The car will be positioned as a Range Rover rival in the sub-£120k price bracket, rather than as a top-rung luxury offering priced to compete with its Bentley Bentayga relative. To that end, while a six-seat, three-row layout will potentially be offered, the Q9 looks to allow for seven seats as standard, given its lengthy rear window and upright tailgate.
Otherwise, the Q9 will almost certainly follow the slightly smaller Q8 in its interior design, with the firm's latest MMI infotainment software, predominantly touch-sensitive controls and upholstered in a choice of premium materials.

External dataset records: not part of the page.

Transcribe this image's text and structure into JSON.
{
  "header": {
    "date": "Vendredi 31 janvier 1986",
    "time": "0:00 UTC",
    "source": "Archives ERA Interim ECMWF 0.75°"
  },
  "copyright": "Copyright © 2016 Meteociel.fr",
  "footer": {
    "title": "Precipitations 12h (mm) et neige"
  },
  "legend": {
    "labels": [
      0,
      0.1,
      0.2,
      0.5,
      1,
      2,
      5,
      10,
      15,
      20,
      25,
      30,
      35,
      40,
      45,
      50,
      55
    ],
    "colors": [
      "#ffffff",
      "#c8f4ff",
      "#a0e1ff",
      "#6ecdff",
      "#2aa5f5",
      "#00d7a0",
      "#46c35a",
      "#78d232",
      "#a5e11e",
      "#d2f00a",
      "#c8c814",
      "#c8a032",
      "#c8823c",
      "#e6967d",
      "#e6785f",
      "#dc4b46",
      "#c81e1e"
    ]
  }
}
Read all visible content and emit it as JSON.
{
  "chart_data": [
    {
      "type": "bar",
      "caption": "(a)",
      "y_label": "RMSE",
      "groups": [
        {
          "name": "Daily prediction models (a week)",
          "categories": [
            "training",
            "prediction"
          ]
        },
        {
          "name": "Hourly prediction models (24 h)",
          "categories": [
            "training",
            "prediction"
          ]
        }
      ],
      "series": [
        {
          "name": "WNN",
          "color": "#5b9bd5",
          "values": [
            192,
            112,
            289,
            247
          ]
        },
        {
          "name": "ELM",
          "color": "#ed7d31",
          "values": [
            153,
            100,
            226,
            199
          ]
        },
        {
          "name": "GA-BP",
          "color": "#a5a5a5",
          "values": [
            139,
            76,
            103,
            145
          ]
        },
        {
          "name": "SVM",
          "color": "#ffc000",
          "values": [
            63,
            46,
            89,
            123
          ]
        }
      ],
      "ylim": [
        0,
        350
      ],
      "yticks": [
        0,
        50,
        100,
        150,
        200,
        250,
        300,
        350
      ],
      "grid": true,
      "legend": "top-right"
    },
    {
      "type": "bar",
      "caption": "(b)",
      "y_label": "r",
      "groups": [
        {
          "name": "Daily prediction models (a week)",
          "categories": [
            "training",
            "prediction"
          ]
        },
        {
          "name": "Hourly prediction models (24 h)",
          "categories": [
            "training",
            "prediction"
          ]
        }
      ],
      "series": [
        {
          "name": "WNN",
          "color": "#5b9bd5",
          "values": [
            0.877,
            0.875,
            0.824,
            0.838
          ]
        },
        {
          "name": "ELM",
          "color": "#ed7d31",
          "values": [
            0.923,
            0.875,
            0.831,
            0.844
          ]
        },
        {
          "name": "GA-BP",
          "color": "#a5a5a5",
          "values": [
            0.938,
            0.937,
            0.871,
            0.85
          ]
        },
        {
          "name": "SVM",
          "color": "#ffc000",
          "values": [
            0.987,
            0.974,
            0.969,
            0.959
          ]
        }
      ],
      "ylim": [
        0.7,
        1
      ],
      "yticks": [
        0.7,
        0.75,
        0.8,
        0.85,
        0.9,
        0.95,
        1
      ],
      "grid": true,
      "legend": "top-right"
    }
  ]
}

The exterior styling, too, looks to take cues from existing Audi models, despite the heavy camouflage. The front end is dominated by an expansive version of Audi's Singleframe grille, which will house a sizeable lidar sensor, and the rear end design looks to be modelled on that of the Q7, with a subtle spoiler over the rear screen, slim brake-lights and a chunky lower bumper.
At the side, however, the Q9 bears more of a resemblance to the Volkswagen Atlas (the largest model to use the Volkswagen Group's MLB SUV platform), due to its lengthy wheelbase, short overhangs and chunky black protective wheel arch trim.
Sharing its underpinnings with the Atlas would mean the Q9 would be available with a choice of two petrol engines: a 238bhp turbocharged 2.0-litre four-cylinder and a 3.6-litre VR6 with 280bhp.
Volkswagen previously considered bringing the Atlas to Europe but conceded that it would likely need a diesel option to succeed in the market. A plug-in hybrid powertrain, as offered by all Audi SUVs apart from the compact Q2, would also make sense.